To set the context,  as some of you know I have been on a quest since September 2020 to climb all 214 Wainwrights in forty days or less.  That involves a lot of long walks and I need enough daylight so November to February are more or less unavailable for this quest, which is not to say that I don’t head for the hills anyway.  On October 6th last year I reached day 28 and 149 Wainwrights in all, but my plan to get to within a week of finishing was stymied when I slipped coming down Red Screes and damaged my knee.  I managed to get off OK, if slowly but had to abandon the rest of the week.  Due to neglect of my body prior to my reversal of Type II Diabetes (which also restored me to hill walking) I have zero cartilage under my knee caps and any twist of damage leaves me disabled for a couple of weeks.  Thanks to kinsinology tape, a good physio and a weekly strength and conditioning class I can walk for twelve hours plus without rest and in difficult terrain, but I go slowly heading downhill or over rough ground where I know any slip would put me out of action.  For those concerned I have a survival bag, emergency signal beacon and always enough food and drink for an overnight wait for mountain rescue if it comes to it.

So with the end of winter gloom I managed three days in the Western Fells in brilliant weather at the start of March, staying in local pubs.  Now as the month comes to an end I am settled into my favourite holiday accommodation for eleven days and I hope to complete the quest.  Two days so far of the eight days to finish.  The first was on Sunday with Iwan involved some difficult and trackless terrain but yesterday’s walk was in the main on good paths.  But two days of ten hours walking and I need a rest day so today has been email, conference calls and now, at the end of the day a blog post.  Overall I have now climbed 173 of the 214, walking over 368 miles with 106,298 feet of ascent (and descent) in some 290 hours over 33 days and expect to finish in 39 days on the first fell I ever climbed – Nab Scar – on a trip from University back in 1973.  The original plan was to finish on my 68th Birthday this coming 1st April but I now have a speaking engagement in Dublin that day so hopefully the last day will be the 29th or 30th but I only have a couple of days buffer stock left so the final day or two may have to wait for the end of April or May.  But I will report progress.
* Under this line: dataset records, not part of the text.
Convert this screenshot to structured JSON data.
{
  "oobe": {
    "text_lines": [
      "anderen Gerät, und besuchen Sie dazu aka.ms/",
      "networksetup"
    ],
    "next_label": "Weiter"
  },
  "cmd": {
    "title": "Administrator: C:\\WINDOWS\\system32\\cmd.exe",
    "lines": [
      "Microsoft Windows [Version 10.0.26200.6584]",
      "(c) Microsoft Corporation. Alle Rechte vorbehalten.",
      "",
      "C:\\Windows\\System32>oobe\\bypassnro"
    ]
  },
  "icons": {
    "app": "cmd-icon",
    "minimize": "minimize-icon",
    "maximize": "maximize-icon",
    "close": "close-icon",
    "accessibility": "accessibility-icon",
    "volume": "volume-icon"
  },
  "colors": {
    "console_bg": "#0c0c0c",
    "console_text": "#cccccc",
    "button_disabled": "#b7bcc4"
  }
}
The map to the left gives you an idea of sort of routes you have to put together to fit everything into a restricted timetable.  Marshall’s book which gave me the inspiration for this gets it all done in 36 but I am a little old for that.  If it hadn’t been for really bad weather on Scafell Pike back in 2020 I would be completing in 38 days but that’s life.  There are very strict rules around this whole endeavour which I have imposed on myself.  In summary:

  1. No peak can be ascended more than one (other than on the same day to handle outlier fells
  2. The minute two Wainwrights have been climbed the day counts, I can’t turn back for whatever reason and try again.
  3. One Wainwright is allowed as being out of quest
  4. It is OK to do two or three walks in a single day using the car to get between starting points
  5. Other than low level roads, no route shall have anything in common with any other route

I could add to that the desirable quality of a pub at the end of a walk but that is not a condition.  In the main established tracks are used, but from time to time, to make the day’s quota one has to go off piste.  Sunday was one example of that and it took Iwan and I around an hour and a half to travel less that half a mile as the crow flies but it was down a near vertical and slippery hill side.  Walking alone is very different from walking with friends, or strangers but I’ll return to that in a future post.

So I’ve set the scene.  Tomorrow I will be up before 0600 to get myself sorted and onto the fells by 0800 as I’ve probably got a solid 9-10 hours of walking and over 4000 ft of climbing.   I may not post every day, but I will be posting thoughts arising from the walks, and about the nature of walking for mental as well as physical health.